Apartment 3-G, 8/26/14

Oh hey it’s Tommie’s cavalcade of boyfriends, going back to 2007! Sure, Lu Ann and Margo get all the attention, but it’s boring old Tommie who gets all the action. Here’s the Swain o’ the Day:

Apartment 3-G (panel), 2/4/07

This is Neil Flynn, a small-time community-theatre lothario who played a one-shot role in 2007, mostly to humiliate IT Security Studmuffin Gary, shown in silent lamentation there on the right.

Neil kissed Tommie once, and was never her “boyfriend” in any reasonable sense of the word. So “arrogant, cruel, and a cheater” is apparently Tommiespeak for “I totally let him kiss me — and no proposal, not one! Can you believe it? I would be a grandmother today if not for that bastard — the nerve of the man!”

Crankshaft, 8/26/14

All week long, bitter old Ed Crankshaft daydreams about delivering his incoherent petty spite globally, at industrial scale. But in a run of bad luck, his bus is beset by gremlins, hijacked by convicts, overrun with snakes, and crashlands on a mysterious tropical island somewhere in the South Pacific Ocean.

Judge Parker, 8/26/14

Dude, if you’re gonna do the waxed moustaches, use the little grey cells, too: “Hi, Sam” just won’t cut it. Repeat après moi: “Ah, M’sieur Drivair! I ‘ear zat M’selle Nedday, she ‘as retourned, wiz zee radiant skeen, and zee fairm, rounded … ‘ow you say … accoutrements. M’sieur Drivair iz M’selle Nedday’s step-fazzair of course, but none of zees is creepaiy, n’est-ce pas? Non! We are Franch, zat iz why!

Mary Worth, 8/26/14

Mary Worth wraps up the “Bad Doctor” loose end. Say, have you noticed that all Mary ever does at the hospital is peer at blank sheets of paper and eavesdrop on gossip? It’s almost as though patient care somehow isn’t her top priority. Go figure.
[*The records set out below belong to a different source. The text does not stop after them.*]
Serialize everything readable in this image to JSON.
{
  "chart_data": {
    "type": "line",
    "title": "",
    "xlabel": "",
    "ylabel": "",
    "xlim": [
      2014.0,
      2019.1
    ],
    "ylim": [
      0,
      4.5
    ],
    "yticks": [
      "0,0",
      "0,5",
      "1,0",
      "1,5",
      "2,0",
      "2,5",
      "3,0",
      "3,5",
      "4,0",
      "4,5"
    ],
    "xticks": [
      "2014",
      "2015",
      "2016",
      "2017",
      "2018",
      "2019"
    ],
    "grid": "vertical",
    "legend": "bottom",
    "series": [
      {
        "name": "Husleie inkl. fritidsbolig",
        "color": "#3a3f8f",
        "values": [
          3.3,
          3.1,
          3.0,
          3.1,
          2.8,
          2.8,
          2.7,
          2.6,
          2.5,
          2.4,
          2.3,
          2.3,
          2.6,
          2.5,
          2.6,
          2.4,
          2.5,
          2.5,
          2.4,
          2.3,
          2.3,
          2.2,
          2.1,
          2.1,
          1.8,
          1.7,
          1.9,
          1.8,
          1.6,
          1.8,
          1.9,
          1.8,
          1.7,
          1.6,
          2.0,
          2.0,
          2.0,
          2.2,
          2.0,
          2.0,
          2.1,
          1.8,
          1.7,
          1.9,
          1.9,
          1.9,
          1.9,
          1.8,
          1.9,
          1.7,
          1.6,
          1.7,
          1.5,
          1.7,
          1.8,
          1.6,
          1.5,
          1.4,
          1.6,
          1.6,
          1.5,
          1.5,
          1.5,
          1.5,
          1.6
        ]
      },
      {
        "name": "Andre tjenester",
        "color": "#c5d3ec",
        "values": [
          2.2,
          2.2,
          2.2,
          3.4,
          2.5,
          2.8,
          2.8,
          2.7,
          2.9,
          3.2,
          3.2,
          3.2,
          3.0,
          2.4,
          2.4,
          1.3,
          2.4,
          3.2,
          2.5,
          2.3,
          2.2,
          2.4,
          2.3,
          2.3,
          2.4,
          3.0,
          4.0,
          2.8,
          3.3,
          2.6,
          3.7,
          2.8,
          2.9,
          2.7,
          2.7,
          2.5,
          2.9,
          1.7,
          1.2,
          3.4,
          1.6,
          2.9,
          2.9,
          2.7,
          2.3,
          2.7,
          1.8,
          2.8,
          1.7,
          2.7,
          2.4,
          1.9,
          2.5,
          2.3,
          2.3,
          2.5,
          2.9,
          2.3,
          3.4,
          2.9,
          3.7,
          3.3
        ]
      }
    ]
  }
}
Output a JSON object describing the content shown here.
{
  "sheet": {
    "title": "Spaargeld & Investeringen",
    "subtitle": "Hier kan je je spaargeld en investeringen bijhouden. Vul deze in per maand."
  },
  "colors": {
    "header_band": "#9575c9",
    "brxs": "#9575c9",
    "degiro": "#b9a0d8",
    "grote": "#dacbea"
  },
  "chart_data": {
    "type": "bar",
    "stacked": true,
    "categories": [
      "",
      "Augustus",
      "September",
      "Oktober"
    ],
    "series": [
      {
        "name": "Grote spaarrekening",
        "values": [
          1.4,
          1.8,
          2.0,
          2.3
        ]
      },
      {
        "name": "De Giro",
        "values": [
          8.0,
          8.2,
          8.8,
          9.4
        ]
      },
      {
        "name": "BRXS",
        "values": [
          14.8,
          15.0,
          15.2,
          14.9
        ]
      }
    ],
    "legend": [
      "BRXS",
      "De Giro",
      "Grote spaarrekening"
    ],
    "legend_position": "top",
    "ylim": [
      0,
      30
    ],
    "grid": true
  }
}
And wouldn’t you just love to see Nurse Bluehair on your medical team? Sure, it’s all grins watching her try to work out the relationship between “the ones you don’t suspect” and “the ones you don’t bother to keep an eye on” until you see her standing at the foot of your bed with a catheter, an I.V., an oxygen cannula, and a baffled look on her face.

Baby Blues, 8/26/14

Any parent ever born just switches the plates. Any parent ever.